You, sir, are a fishmonger.

Sep 29, 2009 17:09

I'm told that one of the tenents of Buddhism dictates that one mustn't earn one's living from the flesh of another. One may not be a pimp, then, or a butcher. I like the logic that places the two side by side. And I will admit that this is likely the best reasoning I've yet heard on why I oughtn't do what I do. I do not mention this because I intend to stop doing it, but rather by way of introduction.

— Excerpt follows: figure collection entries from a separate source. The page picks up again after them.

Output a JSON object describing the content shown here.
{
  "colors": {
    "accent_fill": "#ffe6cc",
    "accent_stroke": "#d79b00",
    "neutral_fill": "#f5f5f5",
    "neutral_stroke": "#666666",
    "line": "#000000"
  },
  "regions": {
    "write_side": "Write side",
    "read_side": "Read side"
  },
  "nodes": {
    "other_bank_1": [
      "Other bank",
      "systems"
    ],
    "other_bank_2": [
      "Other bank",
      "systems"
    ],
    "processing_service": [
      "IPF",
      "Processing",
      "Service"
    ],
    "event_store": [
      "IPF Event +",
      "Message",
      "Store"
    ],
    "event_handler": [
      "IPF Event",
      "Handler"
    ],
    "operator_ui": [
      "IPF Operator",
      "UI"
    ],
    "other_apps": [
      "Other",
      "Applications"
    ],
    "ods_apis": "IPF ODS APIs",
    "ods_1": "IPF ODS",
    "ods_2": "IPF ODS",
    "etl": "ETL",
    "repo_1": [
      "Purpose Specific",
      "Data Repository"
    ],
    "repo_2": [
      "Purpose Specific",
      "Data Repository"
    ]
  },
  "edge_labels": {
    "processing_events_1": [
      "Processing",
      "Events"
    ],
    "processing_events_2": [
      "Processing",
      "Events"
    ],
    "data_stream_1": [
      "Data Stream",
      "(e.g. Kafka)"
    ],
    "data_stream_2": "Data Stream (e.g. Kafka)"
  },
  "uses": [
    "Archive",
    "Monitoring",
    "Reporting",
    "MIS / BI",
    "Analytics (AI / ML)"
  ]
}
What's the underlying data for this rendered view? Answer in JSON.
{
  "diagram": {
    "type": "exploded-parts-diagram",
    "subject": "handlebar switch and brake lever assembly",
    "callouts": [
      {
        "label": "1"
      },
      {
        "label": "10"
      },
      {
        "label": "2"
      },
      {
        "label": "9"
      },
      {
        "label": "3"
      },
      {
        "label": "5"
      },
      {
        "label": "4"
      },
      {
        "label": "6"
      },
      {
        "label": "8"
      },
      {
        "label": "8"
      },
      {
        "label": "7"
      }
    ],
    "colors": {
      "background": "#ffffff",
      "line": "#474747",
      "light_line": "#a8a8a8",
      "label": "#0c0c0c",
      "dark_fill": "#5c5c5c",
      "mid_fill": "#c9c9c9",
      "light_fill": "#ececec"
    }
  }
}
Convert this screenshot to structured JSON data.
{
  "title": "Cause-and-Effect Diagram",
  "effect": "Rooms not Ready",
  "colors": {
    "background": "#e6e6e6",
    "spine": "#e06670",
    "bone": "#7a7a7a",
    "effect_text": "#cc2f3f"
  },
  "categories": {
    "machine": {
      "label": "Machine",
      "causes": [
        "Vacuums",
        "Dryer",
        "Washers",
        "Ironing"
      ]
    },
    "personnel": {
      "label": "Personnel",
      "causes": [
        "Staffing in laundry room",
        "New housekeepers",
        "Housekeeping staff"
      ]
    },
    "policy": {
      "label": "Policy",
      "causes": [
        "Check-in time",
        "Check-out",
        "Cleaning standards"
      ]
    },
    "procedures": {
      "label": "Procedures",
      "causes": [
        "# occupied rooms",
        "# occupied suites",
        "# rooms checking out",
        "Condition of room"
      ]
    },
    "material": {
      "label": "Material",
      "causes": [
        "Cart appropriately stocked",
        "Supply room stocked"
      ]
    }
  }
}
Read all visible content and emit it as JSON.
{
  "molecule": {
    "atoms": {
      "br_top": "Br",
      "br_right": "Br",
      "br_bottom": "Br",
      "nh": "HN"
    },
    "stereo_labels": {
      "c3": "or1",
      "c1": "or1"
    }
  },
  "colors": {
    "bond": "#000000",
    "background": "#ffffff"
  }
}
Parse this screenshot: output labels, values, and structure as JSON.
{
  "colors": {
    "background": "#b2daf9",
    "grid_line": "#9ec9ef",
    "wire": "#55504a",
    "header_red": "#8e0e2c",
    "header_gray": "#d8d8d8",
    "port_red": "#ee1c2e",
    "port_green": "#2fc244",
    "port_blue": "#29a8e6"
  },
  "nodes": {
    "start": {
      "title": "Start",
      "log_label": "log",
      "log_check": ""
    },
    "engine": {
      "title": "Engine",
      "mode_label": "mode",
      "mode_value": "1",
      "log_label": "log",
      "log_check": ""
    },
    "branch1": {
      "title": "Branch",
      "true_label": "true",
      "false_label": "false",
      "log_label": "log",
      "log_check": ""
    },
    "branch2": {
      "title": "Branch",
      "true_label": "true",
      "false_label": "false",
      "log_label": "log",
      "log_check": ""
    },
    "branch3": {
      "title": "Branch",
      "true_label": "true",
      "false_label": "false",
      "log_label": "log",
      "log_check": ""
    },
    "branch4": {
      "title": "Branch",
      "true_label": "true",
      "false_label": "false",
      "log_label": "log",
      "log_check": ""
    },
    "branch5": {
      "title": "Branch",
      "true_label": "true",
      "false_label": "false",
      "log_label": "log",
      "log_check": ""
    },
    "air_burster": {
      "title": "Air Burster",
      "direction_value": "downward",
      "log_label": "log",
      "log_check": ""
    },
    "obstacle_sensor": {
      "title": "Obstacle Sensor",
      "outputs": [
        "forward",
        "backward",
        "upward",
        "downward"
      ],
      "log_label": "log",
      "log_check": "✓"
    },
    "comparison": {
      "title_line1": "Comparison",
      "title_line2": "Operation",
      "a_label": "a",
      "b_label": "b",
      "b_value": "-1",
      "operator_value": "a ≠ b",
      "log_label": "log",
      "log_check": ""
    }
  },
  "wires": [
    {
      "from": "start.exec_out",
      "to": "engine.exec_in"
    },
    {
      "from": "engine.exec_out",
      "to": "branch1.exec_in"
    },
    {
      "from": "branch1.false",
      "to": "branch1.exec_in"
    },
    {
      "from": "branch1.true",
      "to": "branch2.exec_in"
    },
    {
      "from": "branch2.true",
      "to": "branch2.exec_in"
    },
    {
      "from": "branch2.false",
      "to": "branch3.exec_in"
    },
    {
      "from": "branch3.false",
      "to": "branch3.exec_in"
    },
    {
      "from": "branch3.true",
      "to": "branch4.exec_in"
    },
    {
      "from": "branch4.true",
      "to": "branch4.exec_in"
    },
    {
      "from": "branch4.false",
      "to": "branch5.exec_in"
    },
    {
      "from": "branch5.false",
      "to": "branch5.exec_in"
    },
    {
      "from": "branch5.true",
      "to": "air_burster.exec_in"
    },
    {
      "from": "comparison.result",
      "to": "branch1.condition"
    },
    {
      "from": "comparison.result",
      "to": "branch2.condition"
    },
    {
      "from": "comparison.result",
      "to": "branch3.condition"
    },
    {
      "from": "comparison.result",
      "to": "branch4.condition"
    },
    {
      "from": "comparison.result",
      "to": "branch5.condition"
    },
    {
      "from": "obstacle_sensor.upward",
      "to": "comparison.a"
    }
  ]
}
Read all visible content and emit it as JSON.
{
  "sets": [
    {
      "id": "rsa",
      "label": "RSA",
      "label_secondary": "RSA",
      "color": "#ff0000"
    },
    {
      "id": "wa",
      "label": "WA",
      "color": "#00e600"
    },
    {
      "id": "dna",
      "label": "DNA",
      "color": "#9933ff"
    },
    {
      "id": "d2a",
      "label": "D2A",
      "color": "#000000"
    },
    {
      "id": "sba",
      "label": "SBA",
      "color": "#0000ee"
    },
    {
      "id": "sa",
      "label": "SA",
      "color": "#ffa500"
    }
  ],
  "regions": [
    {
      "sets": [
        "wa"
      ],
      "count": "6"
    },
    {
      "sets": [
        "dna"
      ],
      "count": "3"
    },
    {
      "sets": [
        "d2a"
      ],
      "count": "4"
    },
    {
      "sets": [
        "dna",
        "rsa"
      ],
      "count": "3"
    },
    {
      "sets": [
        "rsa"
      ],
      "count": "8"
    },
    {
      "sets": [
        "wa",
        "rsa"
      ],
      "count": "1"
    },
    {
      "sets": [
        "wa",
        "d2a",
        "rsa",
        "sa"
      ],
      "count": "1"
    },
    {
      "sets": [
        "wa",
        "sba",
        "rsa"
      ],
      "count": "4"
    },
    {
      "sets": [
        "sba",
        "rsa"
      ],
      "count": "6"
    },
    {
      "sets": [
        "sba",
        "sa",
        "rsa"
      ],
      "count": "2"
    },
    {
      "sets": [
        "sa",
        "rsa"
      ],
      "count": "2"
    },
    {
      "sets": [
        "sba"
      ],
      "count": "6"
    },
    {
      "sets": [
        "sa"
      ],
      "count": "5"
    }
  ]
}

In the morning I rush into work alone when the drunks are still driving home and the busses are barely crawling yet. I haul and shovel a couple of tonnes of ice. I arrange my trays neatly and work them into the case. I put last night's order away, hauling fish from one side of the room to the other and back, scaling, filleting, chopping and twisting through bone, and generally enjoying myself and laying out the dead. I do the thousand other small things that are required of me. But my favourite part of the morning might be displaying the whole fish in the display case, a knee-knocker ice island, a box about the size and shape of a distressingly long coffin.

I enjoy blasphemy, you see. So every morning I arrange a lotus made of between three and six flounder, interspersed with flamelike petals of red and yellowtail snapper. Char, headless wild salmon, striped bass, dried out and oozing black bass, pompano and butterfish fan out around them, supporting the flower in a motif reminiscent of tattoo flash, fleeing in schools from its glory.

Sometimes it's a perverse celebration, a smirking nod to what I ought not do, but enjoy doing so well. And some dark mornings it is simply worshipful, an acknowledgement that I would not know this flesh if I were not selling it. I take in my fish the way that I take in my lovers, with something of a promise that this exchange will not be entirely mutual, and that if all goes well we'll both suffer for it.